Но когда за лесом вышли на поле в овсах, озираясь по бескрайней белой знойной его тоске, безысходности, сжало горло Лунькову каким-то предчувствием. Шёл. Мучаясь, смотрел за поле. На покатый длинный взгор. Где к высокому звонкому сосняку, как к храму, пополз, басурманином замножился дачный посёлок.
Кошелева дача влезла прямо в сосны. Был это обыкновенный с виду дом – одноэтажный, небольшой. (Правда, непонятно: деревянный или кирпичный?) Какая-то приземистая крыша, две трубы из кирпича, побеленные, но уже закоптившиеся по бокам… Внизу – штакетниковая невысокая городьба… Но, глядя на широкие окна в самодовольном покойном тюле, Луньков сразу подумал, что внутри наверняка и вместительно, и просторно… и богато.
– Генриетта, это тот самый Заварзин, – с удовольствием подчеркнув два «т» в имени жены, сказал Кошелев. Как коня, похлопал Лунькова по загорбку.
За штакетником на низкой скамеечке стояло железное корыто, полное воды и огурцов. Над ним колыхалась крупная женщина с задирающимся сзади платьем.

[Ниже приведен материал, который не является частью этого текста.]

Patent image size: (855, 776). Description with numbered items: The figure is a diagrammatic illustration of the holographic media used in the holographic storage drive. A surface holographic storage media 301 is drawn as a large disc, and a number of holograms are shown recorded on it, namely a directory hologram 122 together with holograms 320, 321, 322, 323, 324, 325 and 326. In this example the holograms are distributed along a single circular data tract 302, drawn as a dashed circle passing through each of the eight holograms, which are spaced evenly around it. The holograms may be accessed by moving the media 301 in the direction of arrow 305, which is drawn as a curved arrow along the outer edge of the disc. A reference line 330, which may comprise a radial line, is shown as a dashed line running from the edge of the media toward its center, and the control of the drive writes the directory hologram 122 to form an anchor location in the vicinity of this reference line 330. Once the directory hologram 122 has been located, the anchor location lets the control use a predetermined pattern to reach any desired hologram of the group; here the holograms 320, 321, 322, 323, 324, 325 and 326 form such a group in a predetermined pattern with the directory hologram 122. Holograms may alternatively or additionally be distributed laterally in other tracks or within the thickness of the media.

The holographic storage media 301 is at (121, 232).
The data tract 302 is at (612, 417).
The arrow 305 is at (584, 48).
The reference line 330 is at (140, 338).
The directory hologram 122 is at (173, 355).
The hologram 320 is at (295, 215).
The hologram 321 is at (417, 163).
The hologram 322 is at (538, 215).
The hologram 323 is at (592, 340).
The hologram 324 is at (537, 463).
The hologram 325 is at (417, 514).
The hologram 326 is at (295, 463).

– Ага, – только и сказала она, мельком взглянув на Лунькова. И снова стала сгребать и раскидывать. Страстно сталкивались в корыте крутые волны. По загорелой до черноты сильной руке ёрзала слетевшая с плеча резко белая лямка лифа.
– Моет… для засолки… – самодовольно смотрел на мощные высоко загорелые молодые ляжки жены Кошелев.
Ввёл, наконец, Лунькова в дворик.
Обогнули дом, шли вдоль длинной веранды, туго заполненной солнцем. Остановились перед высоким сараем. Через открытую половину широкой двери в темноватом прохладном провале угадывался у стен «товар», прикрытый брезентом. «И гараж, и склад», – отметил Луньков.
Кошелев сам выбрал и вынес две лопаты. Штыковую воткнул перед Луньковым в мягкую траву, совковую – вручил. Вынес топор. Но подумал и приставил к стене. Выволок и бросил лом.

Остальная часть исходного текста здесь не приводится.